Can you explain that one? On several occassions, TV interviews, instructional DVDs, gym instructions posted say to do exercises slowly with your muscles tensed all the way and about 4 seconds for the entire cycle (up and down).
The explanation against fast was that the movement would no more than just momentum and could be damaging if you can't control it at the end.
An additional reason I do it slowly is to gauge my form carefully all the way so I don't throw my back out.
Bear in mind my complaint was that there was still a lot of people that thought lifting slow was the 'only way to lift'. So i'm not saying you should lift explosively all the time. Most TV programs and mainstream exercise DVD's give really bad advice though. As a rule of thumb, if anyone ever claims there is one way and one way only to do something, they're probably full of crap... In the exercise world, there aren't many 'black and white' statements, everything depends on something.

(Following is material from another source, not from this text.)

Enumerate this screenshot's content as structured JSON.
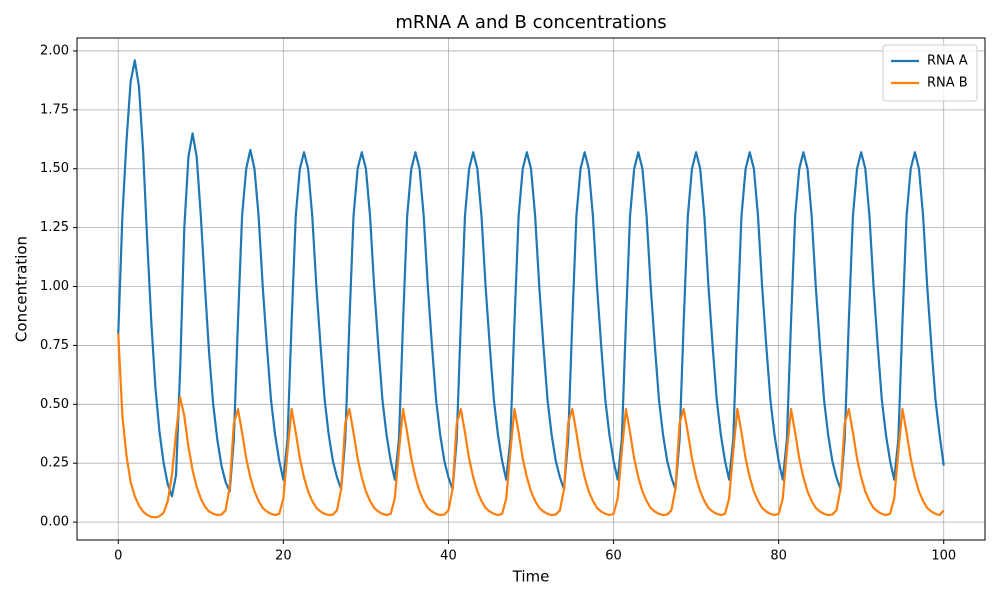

In my example, I knew the trainer didn't know the difference between bar speed and lifting speed. For example, you just can't (oops, blanket statement!) lift maximal weights without attempting to lift as fast as possible, however, if it is a maximal weight (>90% 1RM), then even though your TRYING to lift really fast, the bar will move very slow. In other words, I was just being a smart a$$. I know what he was referring to, but he clearly doesn't understand. His statement should of refered to people who don't want to train hard and will use light weights and lift them recklessly - fast, but not control, and not with the actual intention to lift 'explosively'. If he said it in that context, I would have agreed. But trying to criticise me for lifting fast, when I was doing "SPEED deadlifts", was just bizarre.
Also, lifting slow to get used to form is great example of when lifting slow is a good tool, and I do that myself. However, in accordance with my goals (strength), I lift 'explosively', but 'controlled'. You create more force if you lift fast. What do you think creates more force, for example, jogging, or sprinting? It's common sense, really, but that doesn't mean everyone should sprint. It depends on your goals, lot's of people jog for lot's of different (and valid) reasons.